Eat too much of a pitta-promoting food such as fast-food burgers, ayurvedics say, and you might find yourself feeling hot and acting rude and domineering.

But if you've got too much vata going, you may be eating too much cold, raw and dry food, and consequently you may experience dry skin, constipation, insomnia and anxiety.

You can curb that tendency by eating and drinking moist, warm foods and beverages, those whose qualities are opposite to vata's dryness and cold.

The trick, though, is that the labels attached to foods aren't literal, at least not by Western definitions.

So these "warm" and "sweet" foods include such things as butter, beef and beets.

Ayurvedic practice encourages maintaining a regular schedule, rising before sunrise and going to sleep between 10 and 11pm.

Lunch, eaten between 11 am and 2 pm, should be your main meal of the day; dinner should be lighter and eaten between 5 and 7pm.

Sipping lukewarm water during meals and throughout the day helps maintain bowel regularity, one of the key measures of health in ayurveda.

Other ayurvedic tips sound remarkably like what many American nutritionists preach: Eat freshly cooked meals.

Chew food carefully, being mindful of its tastes, smells and textures. Focus on eating, not on talking, watching TV or reading.

Eat only when you feel hungry; allow your last meal to be fully digested before consuming the next one.

Like many other practices that we label complementary or alternative medicine, ayurveda has not received conventional medicine's warm embrace.

Few physicians trained in Western medicine would explicitly espouse ayurveda because its precepts haven't been researched in such a way that they pass conventional scientific muster.

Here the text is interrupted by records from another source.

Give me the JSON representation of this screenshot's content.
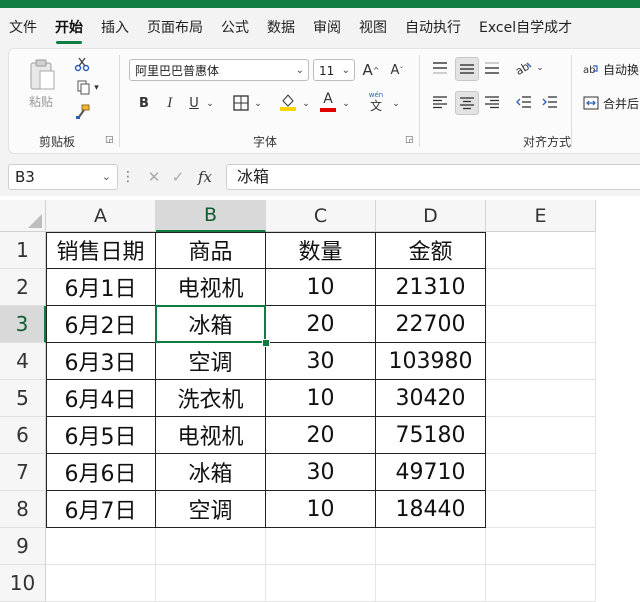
{
  "ribbon_tabs": [
    {
      "label": "文件"
    },
    {
      "label": "开始",
      "active": true
    },
    {
      "label": "插入"
    },
    {
      "label": "页面布局"
    },
    {
      "label": "公式"
    },
    {
      "label": "数据"
    },
    {
      "label": "审阅"
    },
    {
      "label": "视图"
    },
    {
      "label": "自动执行"
    },
    {
      "label": "Excel自学成才"
    }
  ],
  "clipboard": {
    "paste_label": "粘贴",
    "group_label": "剪贴板",
    "icons": [
      "paste-icon",
      "cut-icon",
      "copy-icon",
      "format-painter-icon"
    ]
  },
  "font": {
    "font_name": "阿里巴巴普惠体",
    "font_size": "11",
    "grow_label": "A^",
    "shrink_label": "A˅",
    "bold": "B",
    "italic": "I",
    "underline": "U",
    "font_color_letter": "A",
    "phonetic_top": "wén",
    "phonetic_bottom": "文",
    "group_label": "字体"
  },
  "alignment": {
    "wrap_label": "自动换",
    "merge_label": "合并后",
    "group_label": "对齐方式"
  },
  "colors": {
    "accent": "#107c41",
    "fill_highlight": "#ffd400",
    "font_red": "#e00000"
  },
  "formula_bar": {
    "name_box": "B3",
    "fx": "fx",
    "cancel_icon": "cancel-icon",
    "confirm_icon": "confirm-icon",
    "content": "冰箱"
  },
  "sheet": {
    "column_headers": [
      "A",
      "B",
      "C",
      "D",
      "E"
    ],
    "row_headers": [
      "1",
      "2",
      "3",
      "4",
      "5",
      "6",
      "7",
      "8",
      "9",
      "10"
    ],
    "selected_cell": "B3",
    "rows": [
      [
        "销售日期",
        "商品",
        "数量",
        "金额"
      ],
      [
        "6月1日",
        "电视机",
        "10",
        "21310"
      ],
      [
        "6月2日",
        "冰箱",
        "20",
        "22700"
      ],
      [
        "6月3日",
        "空调",
        "30",
        "103980"
      ],
      [
        "6月4日",
        "洗衣机",
        "10",
        "30420"
      ],
      [
        "6月5日",
        "电视机",
        "20",
        "75180"
      ],
      [
        "6月6日",
        "冰箱",
        "30",
        "49710"
      ],
      [
        "6月7日",
        "空调",
        "10",
        "18440"
      ]
    ]
  }
}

Garivaltis notes that Western scientific research typically demands focus on an isolated aspect of a medical system; in ayurveda, the whole system depends on the interactions between elements, making it a hard protocol to study.

Without supporting science, conventional physicians are understandably skeptical.

Garivaltis is quick to say that ayurvedic practice is no substitute for Western medicine.

When she had to have her appendix removed a few years ago, she told me, she went to a regular hospital for surgery.

But she attributes her speedy recovery to her having adopted ayurveda, which she says prepared her body to weather the stress of illness, surgery and recuperation.

I can't say I'm ready to give myself over wholeheartedly to ayurveda.

But I do find myself thinking about my doshas, which two weeks ago I never knew existed.

And this morning as I poured my coffee, I found myself pausing to consider whether it might boost my pitta - something I don't need, thank you very much.

It just might, I concluded. But I drank it anyway.